Northern youth visit Alberni Valley to develop skills

Northern Youth Abroad fosters leadership, cross-cultural awareness and individual career goals among the youth of the north.

Brandon Hardisty, left, from Fort Simpson, NT and Dallas Thom from Fort Providence, NT, are visiting Port Alberni on an exchange with Northern Youth Abroad.

Brandon Hardisty, left, from Fort Simpson, NT and Dallas Thom from Fort Providence, NT, are visiting Port Alberni on an exchange with Northern Youth Abroad.

Brandon Hardisty and Dallas Thom walk into Burde Beans Coffee & Things, grab cold drinks and sit quietly on the couch on the far wall. The two youth have only been in Port Alberni for a few weeks, but already Burde Beans has become a favourite hangout.

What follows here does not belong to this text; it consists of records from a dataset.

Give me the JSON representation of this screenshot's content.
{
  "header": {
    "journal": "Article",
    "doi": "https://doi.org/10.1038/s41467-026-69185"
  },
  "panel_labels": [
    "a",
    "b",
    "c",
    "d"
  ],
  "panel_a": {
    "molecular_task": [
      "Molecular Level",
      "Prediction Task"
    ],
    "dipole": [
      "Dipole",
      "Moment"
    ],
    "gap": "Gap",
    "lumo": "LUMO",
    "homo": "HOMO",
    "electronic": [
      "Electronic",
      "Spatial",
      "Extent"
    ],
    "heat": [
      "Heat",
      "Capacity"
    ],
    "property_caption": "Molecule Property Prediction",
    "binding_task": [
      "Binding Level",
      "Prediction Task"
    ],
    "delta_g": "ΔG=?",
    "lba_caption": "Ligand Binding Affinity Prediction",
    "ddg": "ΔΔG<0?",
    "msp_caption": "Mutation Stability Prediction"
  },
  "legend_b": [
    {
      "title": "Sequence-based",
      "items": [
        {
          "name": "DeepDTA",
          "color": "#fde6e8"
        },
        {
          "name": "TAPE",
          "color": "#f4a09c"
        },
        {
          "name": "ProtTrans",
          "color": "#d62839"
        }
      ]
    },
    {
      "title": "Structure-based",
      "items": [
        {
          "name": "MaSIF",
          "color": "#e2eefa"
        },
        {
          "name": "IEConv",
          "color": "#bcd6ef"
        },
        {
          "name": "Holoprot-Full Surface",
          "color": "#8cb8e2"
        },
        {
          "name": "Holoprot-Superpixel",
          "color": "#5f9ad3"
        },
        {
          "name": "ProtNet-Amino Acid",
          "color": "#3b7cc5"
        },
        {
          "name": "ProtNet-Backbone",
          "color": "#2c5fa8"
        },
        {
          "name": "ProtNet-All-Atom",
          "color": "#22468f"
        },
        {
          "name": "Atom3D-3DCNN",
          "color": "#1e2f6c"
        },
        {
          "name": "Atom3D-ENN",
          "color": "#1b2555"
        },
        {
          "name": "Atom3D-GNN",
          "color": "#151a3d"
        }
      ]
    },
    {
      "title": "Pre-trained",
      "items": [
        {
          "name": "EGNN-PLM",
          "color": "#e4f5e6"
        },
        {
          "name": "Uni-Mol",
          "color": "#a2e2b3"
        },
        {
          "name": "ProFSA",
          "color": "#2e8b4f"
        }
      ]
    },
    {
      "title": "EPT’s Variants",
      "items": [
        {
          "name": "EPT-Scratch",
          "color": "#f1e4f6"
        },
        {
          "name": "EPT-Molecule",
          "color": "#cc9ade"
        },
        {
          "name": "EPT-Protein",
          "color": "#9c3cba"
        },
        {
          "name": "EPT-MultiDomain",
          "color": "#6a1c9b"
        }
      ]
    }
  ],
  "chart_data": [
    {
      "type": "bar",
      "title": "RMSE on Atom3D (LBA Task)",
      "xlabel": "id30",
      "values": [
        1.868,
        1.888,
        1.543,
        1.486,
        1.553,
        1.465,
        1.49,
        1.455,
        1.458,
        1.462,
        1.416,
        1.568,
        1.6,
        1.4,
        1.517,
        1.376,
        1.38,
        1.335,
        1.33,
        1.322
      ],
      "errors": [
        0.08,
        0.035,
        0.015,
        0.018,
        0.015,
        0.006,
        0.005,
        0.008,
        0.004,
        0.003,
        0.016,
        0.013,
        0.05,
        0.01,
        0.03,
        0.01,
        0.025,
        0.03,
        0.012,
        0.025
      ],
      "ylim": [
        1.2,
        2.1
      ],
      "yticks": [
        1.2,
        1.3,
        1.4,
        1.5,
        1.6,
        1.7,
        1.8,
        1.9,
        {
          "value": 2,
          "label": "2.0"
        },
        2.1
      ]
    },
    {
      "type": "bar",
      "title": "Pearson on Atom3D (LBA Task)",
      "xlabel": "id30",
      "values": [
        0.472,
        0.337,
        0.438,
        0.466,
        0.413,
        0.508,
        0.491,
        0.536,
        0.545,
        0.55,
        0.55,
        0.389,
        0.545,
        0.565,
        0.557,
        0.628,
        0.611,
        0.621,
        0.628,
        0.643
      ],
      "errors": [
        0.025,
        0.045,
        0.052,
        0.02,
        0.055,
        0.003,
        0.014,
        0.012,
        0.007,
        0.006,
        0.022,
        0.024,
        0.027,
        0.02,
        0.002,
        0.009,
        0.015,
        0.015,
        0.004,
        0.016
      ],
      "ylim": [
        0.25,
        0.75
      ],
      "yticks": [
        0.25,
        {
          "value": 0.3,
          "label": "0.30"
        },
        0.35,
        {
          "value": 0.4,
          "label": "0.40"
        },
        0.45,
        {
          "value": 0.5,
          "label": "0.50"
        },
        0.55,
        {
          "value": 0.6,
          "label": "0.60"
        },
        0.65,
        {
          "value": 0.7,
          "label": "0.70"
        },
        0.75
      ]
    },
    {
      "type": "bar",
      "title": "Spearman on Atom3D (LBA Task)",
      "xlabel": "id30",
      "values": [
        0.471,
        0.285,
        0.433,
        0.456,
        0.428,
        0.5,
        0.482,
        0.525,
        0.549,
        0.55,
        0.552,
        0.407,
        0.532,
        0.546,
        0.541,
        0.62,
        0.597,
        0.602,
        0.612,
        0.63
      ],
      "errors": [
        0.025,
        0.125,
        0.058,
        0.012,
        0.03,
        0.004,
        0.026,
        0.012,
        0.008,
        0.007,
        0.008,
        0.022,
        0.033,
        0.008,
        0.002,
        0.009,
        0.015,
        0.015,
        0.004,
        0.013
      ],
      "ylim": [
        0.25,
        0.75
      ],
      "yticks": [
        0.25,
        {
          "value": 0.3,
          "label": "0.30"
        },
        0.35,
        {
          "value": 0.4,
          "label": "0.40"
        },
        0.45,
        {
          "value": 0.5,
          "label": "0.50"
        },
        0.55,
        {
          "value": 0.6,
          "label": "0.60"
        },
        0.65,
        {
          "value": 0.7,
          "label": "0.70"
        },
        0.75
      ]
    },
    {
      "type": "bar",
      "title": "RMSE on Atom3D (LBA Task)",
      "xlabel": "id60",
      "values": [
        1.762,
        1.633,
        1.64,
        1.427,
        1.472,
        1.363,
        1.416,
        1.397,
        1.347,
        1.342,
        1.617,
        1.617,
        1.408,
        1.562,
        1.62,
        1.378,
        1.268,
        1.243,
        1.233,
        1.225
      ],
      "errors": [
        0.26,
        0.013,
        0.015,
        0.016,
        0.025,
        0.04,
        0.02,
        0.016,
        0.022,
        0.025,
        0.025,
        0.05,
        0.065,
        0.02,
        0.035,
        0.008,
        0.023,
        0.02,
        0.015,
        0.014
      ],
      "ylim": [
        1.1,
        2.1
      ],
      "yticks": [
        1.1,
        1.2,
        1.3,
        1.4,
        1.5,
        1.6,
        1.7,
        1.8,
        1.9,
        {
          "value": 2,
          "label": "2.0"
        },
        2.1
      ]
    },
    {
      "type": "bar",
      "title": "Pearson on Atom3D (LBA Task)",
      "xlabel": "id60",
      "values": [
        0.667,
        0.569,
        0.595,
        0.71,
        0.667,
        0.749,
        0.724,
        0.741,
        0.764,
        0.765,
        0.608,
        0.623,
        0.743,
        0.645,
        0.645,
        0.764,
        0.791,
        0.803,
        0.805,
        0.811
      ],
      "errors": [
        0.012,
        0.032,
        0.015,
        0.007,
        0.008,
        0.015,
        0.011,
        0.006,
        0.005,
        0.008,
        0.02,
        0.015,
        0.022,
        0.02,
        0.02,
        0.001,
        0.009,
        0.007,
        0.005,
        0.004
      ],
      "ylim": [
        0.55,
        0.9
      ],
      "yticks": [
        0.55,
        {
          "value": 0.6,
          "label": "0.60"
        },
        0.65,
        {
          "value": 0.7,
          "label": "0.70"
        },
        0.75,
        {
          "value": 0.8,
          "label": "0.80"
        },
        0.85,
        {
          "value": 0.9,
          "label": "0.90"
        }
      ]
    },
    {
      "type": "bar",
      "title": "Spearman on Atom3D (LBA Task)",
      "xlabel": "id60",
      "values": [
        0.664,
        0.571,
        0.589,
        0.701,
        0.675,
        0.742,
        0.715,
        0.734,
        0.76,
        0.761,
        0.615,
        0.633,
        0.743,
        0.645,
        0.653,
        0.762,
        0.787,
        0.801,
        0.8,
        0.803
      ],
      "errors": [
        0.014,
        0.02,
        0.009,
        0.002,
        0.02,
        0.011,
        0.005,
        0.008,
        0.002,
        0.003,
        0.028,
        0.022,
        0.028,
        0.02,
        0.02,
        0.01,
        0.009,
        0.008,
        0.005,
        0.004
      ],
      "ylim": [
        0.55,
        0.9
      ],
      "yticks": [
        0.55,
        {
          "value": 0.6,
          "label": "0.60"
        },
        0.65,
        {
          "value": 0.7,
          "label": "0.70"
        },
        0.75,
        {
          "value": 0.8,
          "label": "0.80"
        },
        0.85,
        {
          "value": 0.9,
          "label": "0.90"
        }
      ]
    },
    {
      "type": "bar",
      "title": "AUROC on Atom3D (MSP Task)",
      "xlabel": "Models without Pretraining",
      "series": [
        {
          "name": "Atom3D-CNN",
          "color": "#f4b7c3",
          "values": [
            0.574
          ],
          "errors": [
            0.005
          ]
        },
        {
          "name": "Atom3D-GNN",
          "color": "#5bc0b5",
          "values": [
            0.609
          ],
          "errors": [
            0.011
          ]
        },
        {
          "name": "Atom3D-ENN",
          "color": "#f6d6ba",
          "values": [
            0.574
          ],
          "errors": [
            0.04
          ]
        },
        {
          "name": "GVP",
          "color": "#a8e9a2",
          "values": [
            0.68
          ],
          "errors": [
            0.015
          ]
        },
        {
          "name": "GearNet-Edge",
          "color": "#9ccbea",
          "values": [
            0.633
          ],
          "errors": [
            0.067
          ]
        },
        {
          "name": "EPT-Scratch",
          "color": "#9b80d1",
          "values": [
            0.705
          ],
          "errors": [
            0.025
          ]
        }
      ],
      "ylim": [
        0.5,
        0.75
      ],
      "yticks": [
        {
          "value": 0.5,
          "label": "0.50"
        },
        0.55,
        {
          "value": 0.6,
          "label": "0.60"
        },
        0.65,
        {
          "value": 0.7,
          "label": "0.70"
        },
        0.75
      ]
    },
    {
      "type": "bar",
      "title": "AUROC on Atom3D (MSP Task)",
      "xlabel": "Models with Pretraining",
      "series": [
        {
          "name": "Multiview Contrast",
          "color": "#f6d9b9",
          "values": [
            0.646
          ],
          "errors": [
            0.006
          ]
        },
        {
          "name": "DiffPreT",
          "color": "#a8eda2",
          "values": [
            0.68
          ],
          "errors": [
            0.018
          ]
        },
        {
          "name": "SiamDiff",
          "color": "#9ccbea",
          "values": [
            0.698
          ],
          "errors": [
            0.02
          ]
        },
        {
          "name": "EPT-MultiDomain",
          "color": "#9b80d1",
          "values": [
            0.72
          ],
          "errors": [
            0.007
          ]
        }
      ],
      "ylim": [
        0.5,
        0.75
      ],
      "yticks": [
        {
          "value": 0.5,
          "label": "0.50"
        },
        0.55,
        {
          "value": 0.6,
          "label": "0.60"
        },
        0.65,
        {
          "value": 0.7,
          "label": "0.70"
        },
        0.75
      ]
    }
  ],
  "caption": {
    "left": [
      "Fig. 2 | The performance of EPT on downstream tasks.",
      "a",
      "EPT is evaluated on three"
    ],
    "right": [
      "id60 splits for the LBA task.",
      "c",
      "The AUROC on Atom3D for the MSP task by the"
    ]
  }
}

Hardisty and Thom are visiting from Northwest Territories—Hardisty from Fort Simpson and Thom from Fort Providence—as part of Northern Youth Abroad, a charitable organization that provides travel and skills development opportunities to youth ages 15 to 22 from Nunavut and the Northwest Territories.

Northern Youth Abroad fosters leadership, cross-cultural awareness, individual career goals and international citizenship among the youth of the north.

The softspoken young men, both from the Dene Nation, or Athapaskan Peoples, talk about how they got here, and their goals for the future.

Hardisty and Thom have both been out of the Northwest Territories before, to Alberta and British Columbia. Thom was actually in Nanaimo visiting family shortly before he came to Port Alberni, participating in Discovery Days at Vancouver Island University (his aunt chaperones trips to VIU).

Part of the NYA program is to volunteer or work somewhere while they are in their host community, as well as learn something about their surroundings and share their own culture.

Hardisty was placed at SteamPunk Café and Coffee House with owner Kevin Wright; Thom at Stepping Stones inside the Hilton Centre.

Thom jumped at the opportunity to get away from the town he lives in. “A lot of stuff happens and I don’t want to be involved,” he said, adding that the drug culture has been a threat for him before.

“My grandparents encouraged me to go (with NYA) because they knew what was happening.”

Both Hardisty and Thom have ambitious goals for their future: Hardisty wants to study medicine—he loves science—and Thom wants to become a pilot. Both want to move away from the north for their post-secondary education.

Hardisty wants to go “probably on the Island” in a few years. “I was looking at taking my Bachelor of Science (at VIU) and apply to medical school in Alberta.”

Port Alberni teacher Sarah Williams is the link between the Island city and the Northwest Territories. “I taught in the Arctic for two and a half years and we’ve been back for two and a half years,” she said.

“One of my colleagues up north was looking for host families.”

Williams and her family lived in Nunavut, learning about the northern culture. That made them an ideal host family on Vancouver Island, says Williams.

“Everyone who has been up north as an idea of the immense culture shock kids from up there go through…it’s as different as you can get,” she says. “We felt it when we were living up there. I’ve lived other places in the world and they didn’t compare to living up there.”

In the Arctic Circle where she was teaching, “every community was fly in only, communities of 1,000 and everybody speaks Inuktitut.”

Last year, Williams’ family hosted a student from Ulukhaktok, NT. Williams said learning the culture is a two-way street for her kids as well as the youth they host.